Above Photo: Sens. Wayne Schmidt, R-Traverse City, and Jeff Irwin, D-Ann Arbor, on Wednesday welcomed survivors of the Harbor Springs Holy Childhood Indian boarding school and their families to the Michigan Senate as the lawmakers introduced legislation to include lessons on Indian boarding schools in the state’s recommended curriculum standards. Sen. Schmidt.
Lansing, Michigan – An effort is underway in Lansing to encourage Michigan’s Board of Education to ensure new generations of students would be taught about the history of Native American boarding schools.
The history of the boarding schools would also focus on the atrocities committed at the schools.
Sen. Wayne Schmidt, R-Travere City, introduced SB 876, which would encourage the curriculum for 8th-12th grades.
“My response for that is very favorable. I’m glad to hear that. You know, it’s always good to be heard,” said George Jeffrey Martin, Secretary, Gun Lake Tribal Council. “It’s the start of allowing us to tell the story. It’s not gonna be pleasant.”
The proposed legislation was created with the input of Native American tribal leaders, who are more aware than anyone of the horrors committed in the boarding schools.
Native American boarding schools were government funded and located across the United States.
Historians say Native American students were often ripped from their homes and forced to attend the schools with the intention of quashing indigenous culture.
In the case of the Match-E-Be-Nash-She-Wish Band of Pottawatomi Indians, also known as the Gun Lake Tribe in Southwest Michigan, they largely lost their language.

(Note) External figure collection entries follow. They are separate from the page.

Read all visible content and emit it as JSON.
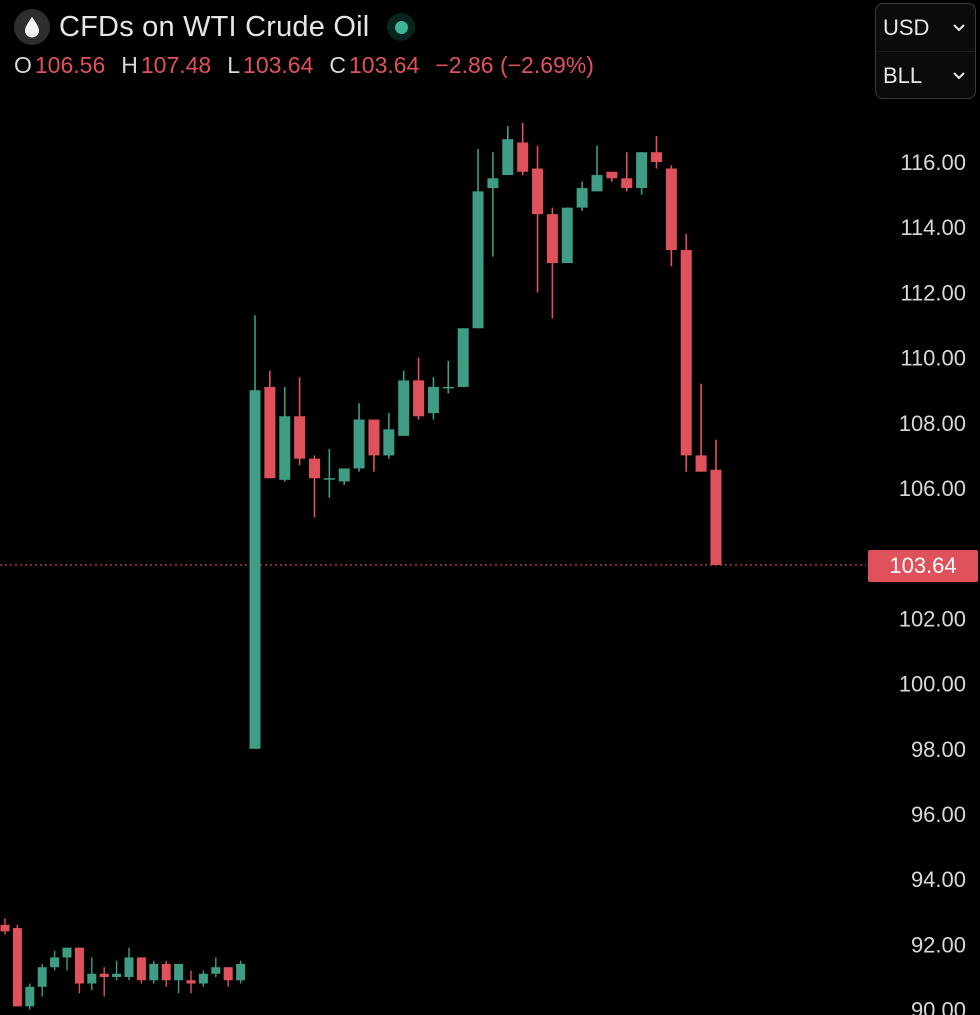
{
  "header": {
    "title": "CFDs on WTI Crude Oil",
    "logo_icon": "oil-drop-icon",
    "status_icon": "market-status-dot-icon",
    "ohlc": {
      "o_label": "O",
      "o_value": "106.56",
      "h_label": "H",
      "h_value": "107.48",
      "l_label": "L",
      "l_value": "103.64",
      "c_label": "C",
      "c_value": "103.64",
      "change": "−2.86 (−2.69%)"
    }
  },
  "selectors": {
    "currency": "USD",
    "unit": "BLL"
  },
  "last_price": {
    "label": "103.64",
    "value": 103.64
  },
  "colors": {
    "up": "#3f9c85",
    "down": "#e0525b",
    "background": "#000000",
    "axis_text": "#d9d9d9"
  },
  "chart_data": {
    "type": "candlestick",
    "ylim": [
      90,
      117.2
    ],
    "y_ticks": [
      "116.00",
      "114.00",
      "112.00",
      "110.00",
      "108.00",
      "106.00",
      "102.00",
      "100.00",
      "98.00",
      "96.00",
      "94.00",
      "92.00",
      "90.00"
    ],
    "grid": false,
    "candles": [
      {
        "o": 98.0,
        "h": 111.3,
        "l": 98.0,
        "c": 109.0
      },
      {
        "o": 109.1,
        "h": 109.6,
        "l": 106.3,
        "c": 106.3
      },
      {
        "o": 106.25,
        "h": 109.1,
        "l": 106.2,
        "c": 108.2
      },
      {
        "o": 108.2,
        "h": 109.4,
        "l": 106.7,
        "c": 106.9
      },
      {
        "o": 106.9,
        "h": 107.0,
        "l": 105.1,
        "c": 106.3
      },
      {
        "o": 106.3,
        "h": 107.2,
        "l": 105.7,
        "c": 106.3
      },
      {
        "o": 106.2,
        "h": 106.6,
        "l": 106.1,
        "c": 106.6
      },
      {
        "o": 106.6,
        "h": 108.6,
        "l": 106.5,
        "c": 108.1
      },
      {
        "o": 108.1,
        "h": 108.1,
        "l": 106.5,
        "c": 107.0
      },
      {
        "o": 107.0,
        "h": 108.3,
        "l": 106.9,
        "c": 107.8
      },
      {
        "o": 107.6,
        "h": 109.6,
        "l": 107.6,
        "c": 109.3
      },
      {
        "o": 109.3,
        "h": 110.0,
        "l": 108.1,
        "c": 108.2
      },
      {
        "o": 108.3,
        "h": 109.4,
        "l": 108.1,
        "c": 109.1
      },
      {
        "o": 109.1,
        "h": 109.9,
        "l": 108.9,
        "c": 109.1
      },
      {
        "o": 109.1,
        "h": 110.9,
        "l": 109.1,
        "c": 110.9
      },
      {
        "o": 110.9,
        "h": 116.4,
        "l": 110.9,
        "c": 115.1
      },
      {
        "o": 115.2,
        "h": 116.3,
        "l": 113.1,
        "c": 115.5
      },
      {
        "o": 115.6,
        "h": 117.1,
        "l": 115.6,
        "c": 116.7
      },
      {
        "o": 116.6,
        "h": 117.2,
        "l": 115.6,
        "c": 115.7
      },
      {
        "o": 115.8,
        "h": 116.5,
        "l": 112.0,
        "c": 114.4
      },
      {
        "o": 114.4,
        "h": 114.6,
        "l": 111.2,
        "c": 112.9
      },
      {
        "o": 112.9,
        "h": 114.6,
        "l": 112.9,
        "c": 114.6
      },
      {
        "o": 114.6,
        "h": 115.4,
        "l": 114.5,
        "c": 115.2
      },
      {
        "o": 115.1,
        "h": 116.5,
        "l": 115.1,
        "c": 115.6
      },
      {
        "o": 115.7,
        "h": 115.7,
        "l": 115.4,
        "c": 115.5
      },
      {
        "o": 115.5,
        "h": 116.3,
        "l": 115.1,
        "c": 115.2
      },
      {
        "o": 115.2,
        "h": 116.3,
        "l": 115.0,
        "c": 116.3
      },
      {
        "o": 116.3,
        "h": 116.8,
        "l": 115.8,
        "c": 116.0
      },
      {
        "o": 115.8,
        "h": 115.9,
        "l": 112.8,
        "c": 113.3
      },
      {
        "o": 113.3,
        "h": 113.8,
        "l": 106.5,
        "c": 107.0
      },
      {
        "o": 107.0,
        "h": 109.2,
        "l": 106.5,
        "c": 106.5
      },
      {
        "o": 106.56,
        "h": 107.48,
        "l": 103.64,
        "c": 103.64
      }
    ],
    "mini_candles": [
      {
        "o": 92.6,
        "h": 92.8,
        "l": 92.3,
        "c": 92.4
      },
      {
        "o": 92.5,
        "h": 92.6,
        "l": 90.1,
        "c": 90.1
      },
      {
        "o": 90.1,
        "h": 90.8,
        "l": 90.0,
        "c": 90.7
      },
      {
        "o": 90.7,
        "h": 91.4,
        "l": 90.4,
        "c": 91.3
      },
      {
        "o": 91.3,
        "h": 91.8,
        "l": 91.2,
        "c": 91.6
      },
      {
        "o": 91.6,
        "h": 91.9,
        "l": 91.2,
        "c": 91.9
      },
      {
        "o": 91.9,
        "h": 91.9,
        "l": 90.5,
        "c": 90.8
      },
      {
        "o": 90.8,
        "h": 91.6,
        "l": 90.6,
        "c": 91.1
      },
      {
        "o": 91.1,
        "h": 91.3,
        "l": 90.4,
        "c": 91.0
      },
      {
        "o": 91.0,
        "h": 91.5,
        "l": 90.9,
        "c": 91.1
      },
      {
        "o": 91.0,
        "h": 91.9,
        "l": 90.9,
        "c": 91.6
      },
      {
        "o": 91.6,
        "h": 91.6,
        "l": 90.8,
        "c": 90.9
      },
      {
        "o": 90.9,
        "h": 91.5,
        "l": 90.8,
        "c": 91.4
      },
      {
        "o": 91.4,
        "h": 91.5,
        "l": 90.7,
        "c": 90.9
      },
      {
        "o": 90.9,
        "h": 91.4,
        "l": 90.5,
        "c": 91.4
      },
      {
        "o": 90.9,
        "h": 91.2,
        "l": 90.5,
        "c": 90.8
      },
      {
        "o": 90.8,
        "h": 91.2,
        "l": 90.7,
        "c": 91.1
      },
      {
        "o": 91.1,
        "h": 91.6,
        "l": 91.0,
        "c": 91.3
      },
      {
        "o": 91.3,
        "h": 91.3,
        "l": 90.7,
        "c": 90.9
      },
      {
        "o": 90.9,
        "h": 91.5,
        "l": 90.8,
        "c": 91.4
      }
    ]
  }
}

“The people who would’ve been fluent, they really had it trained out of them. Well, ‘trained’. With these boarding schools, it was really, well, beaten out of them in some cases,” said Cassandra Bush, Language Technician for the Gun Lake Tribe.
There were multiple Native American boarding schools in Michigan.
The land where a school in Mount Pleasant once sat was returned to tribe members in 2010.
Tribal researchers found records that more than 200 children had died at the school.
Tribal leaders say the legislation Sen. Schmidt introduced is the best place to start in teaching a new generation about indigenous history.